91e anniversaire de la Bataille de crête de Vimy

Il y a 91 ans, les troupes canadiennes se virent confier l’importante mission de capturer la crête de Vimy.  Maillon vital de la défense allemande, cette position était puissamment fortifiée.  Les
versants étaient truffés de tranchées, d’abris et de tunnels bien protégés par des barbelés et des mitrailleuses, et défendus à distance par l’artillerie allemande.  En fait, la crête de Vimy était une
véritable forteresse qui avait déjà coûté la vie à plus de 150,000 soldats depuis 1915.

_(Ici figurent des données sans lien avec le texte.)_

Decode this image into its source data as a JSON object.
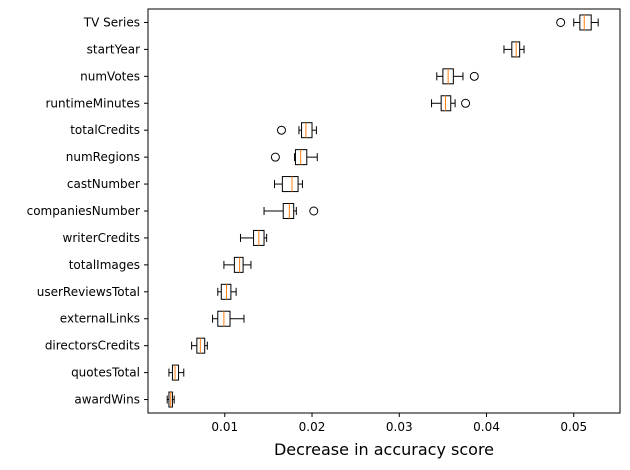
{
  "chart_data": {
    "type": "boxplot",
    "orientation": "horizontal",
    "xlabel": "Decrease in accuracy score",
    "ylabel": "",
    "xlim": [
      0.0012,
      0.0553
    ],
    "xticks": [
      0.01,
      0.02,
      0.03,
      0.04,
      0.05
    ],
    "xtick_labels": [
      "0.01",
      "0.02",
      "0.03",
      "0.04",
      "0.05"
    ],
    "grid": false,
    "box_color": "#000000",
    "median_color": "#ff7f0e",
    "categories": [
      "TV Series",
      "startYear",
      "numVotes",
      "runtimeMinutes",
      "totalCredits",
      "numRegions",
      "castNumber",
      "companiesNumber",
      "writerCredits",
      "totalImages",
      "userReviewsTotal",
      "externalLinks",
      "directorsCredits",
      "quotesTotal",
      "awardWins"
    ],
    "boxes": [
      {
        "whislo": 0.05,
        "q1": 0.0507,
        "med": 0.0512,
        "q3": 0.052,
        "whishi": 0.0528,
        "fliers": [
          0.0485
        ]
      },
      {
        "whislo": 0.042,
        "q1": 0.0429,
        "med": 0.0434,
        "q3": 0.0438,
        "whishi": 0.0443,
        "fliers": []
      },
      {
        "whislo": 0.0343,
        "q1": 0.035,
        "med": 0.0356,
        "q3": 0.0362,
        "whishi": 0.0373,
        "fliers": [
          0.0386
        ]
      },
      {
        "whislo": 0.0337,
        "q1": 0.0348,
        "med": 0.0353,
        "q3": 0.0359,
        "whishi": 0.0364,
        "fliers": [
          0.0376
        ]
      },
      {
        "whislo": 0.0185,
        "q1": 0.0188,
        "med": 0.0193,
        "q3": 0.02,
        "whishi": 0.0205,
        "fliers": [
          0.0165
        ]
      },
      {
        "whislo": 0.018,
        "q1": 0.0181,
        "med": 0.0187,
        "q3": 0.0194,
        "whishi": 0.0206,
        "fliers": [
          0.0158
        ]
      },
      {
        "whislo": 0.0157,
        "q1": 0.0166,
        "med": 0.0177,
        "q3": 0.0184,
        "whishi": 0.0189,
        "fliers": []
      },
      {
        "whislo": 0.0145,
        "q1": 0.0167,
        "med": 0.0174,
        "q3": 0.0179,
        "whishi": 0.0182,
        "fliers": [
          0.0202
        ]
      },
      {
        "whislo": 0.0118,
        "q1": 0.0133,
        "med": 0.0139,
        "q3": 0.0145,
        "whishi": 0.0148,
        "fliers": []
      },
      {
        "whislo": 0.0099,
        "q1": 0.0111,
        "med": 0.0117,
        "q3": 0.0121,
        "whishi": 0.013,
        "fliers": []
      },
      {
        "whislo": 0.0092,
        "q1": 0.0096,
        "med": 0.0102,
        "q3": 0.0107,
        "whishi": 0.0113,
        "fliers": []
      },
      {
        "whislo": 0.0086,
        "q1": 0.0092,
        "med": 0.0099,
        "q3": 0.0106,
        "whishi": 0.0122,
        "fliers": []
      },
      {
        "whislo": 0.0062,
        "q1": 0.0068,
        "med": 0.0072,
        "q3": 0.0077,
        "whishi": 0.008,
        "fliers": []
      },
      {
        "whislo": 0.0036,
        "q1": 0.004,
        "med": 0.0043,
        "q3": 0.0047,
        "whishi": 0.0053,
        "fliers": []
      },
      {
        "whislo": 0.0034,
        "q1": 0.0036,
        "med": 0.0038,
        "q3": 0.004,
        "whishi": 0.0042,
        "fliers": []
      }
    ]
  }
}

Les cuisantes expériences passées avaient enseigné aux chefs des troupes canadiennes combien l’infanterie était vulnérable à l’assaut.  Cette fois, les préparatifs pour la bataille sont minutieux et débuteront dès octobre 1916 pour se poursuivre jusqu’au mois de mars 1917.  Le 20 mars commence le bombardement préparatoire destiné à endormir la méfiance de l’ennemi quand à l’heure et l’envergure de l’attaque ; il s’intensifie à partir du 2 avril et devient si violent que les allemands appellent cette période ‘ la semaine de souffrance’.   Le 8 avril dans la nuit, tout est prêt et les fantassins rejoignent leurs postes en première ligne.

L’attaque, retardée d’une journée en raison des conditions météorologiques, est déclenchée le lundi de Pâques, 9 avril à l’aube.  Les quatre divisions du Corps d’armée canadien réunies pour la première fois au combat, s’élancent à l’assaut de la crête, sur un sol enneigé, verglacé et balayé par les vents, à l’abri d’un barrage d’artillerie parfaitement synchronisé.  Après seulement deux heures de combats, trois des quatre divisions canadiennes ont atteint leurs objectifs.  Seules deux positions - la cote 145 et le ‘ Bourgeon’ tiennent encore ; elles tombent trois jours plus tard.  La bataille de la crête de Vimy est gagnée et l’armée allemande se replie de 6 km sur une nouvelle position.  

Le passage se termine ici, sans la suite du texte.